You can create a new environment named VD-Diff by running

conda create -n VD-Diff python==3.10
conda activate VD-Diff
pip install -r requirements.txt

Datesets

First, download GoPro dataset and put it in "dataset" folder as the form below:

Train

Training Stage One

To train your own S1 model on the GoPro dataset, simply use the following command:

python basicsr/train.py -opt options/train/train_GoPro_S1.yml

Your S1 model weights will be saved in the directory: "experiments/GOPRO_S1/models/".

Training Stage Two

In this stage, update the "pretrain_network_S1" entry in "options/train/train_GoPro_S2.yml" with the path to your S1 model weights.

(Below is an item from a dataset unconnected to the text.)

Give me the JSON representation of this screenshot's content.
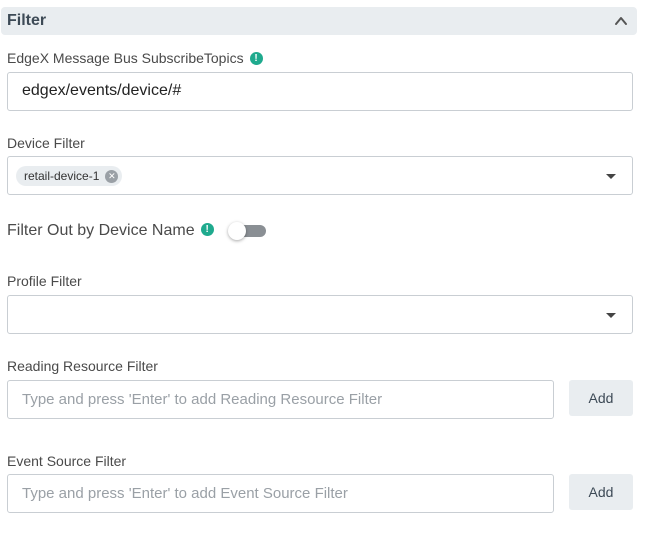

Then, execute the following command:

python basicsr/train.py -opt options/train/train_GoPro_S2.yml

Training Stage Three

For Stage Three, modify the "pretrain_network_S2" entry in "options/train/train_GoPro_S3.yml" to point to your S2 model weights. Next, run:

python basicsr/train.py -opt options/train/train_GoPro_S3.yml

Test

First, modify the "pretrain_network_g" entry in "options/test/test_GoPro_S3.yml" to your S3 model weights. Then run:

python basicsr/test.py -opt options/test/test_GoPro_S3.yml

You can also test your S1 and S2 model by changing the ".yml" option file path accordingly.

Pretrained Models

Pretrained models will be available in a few days.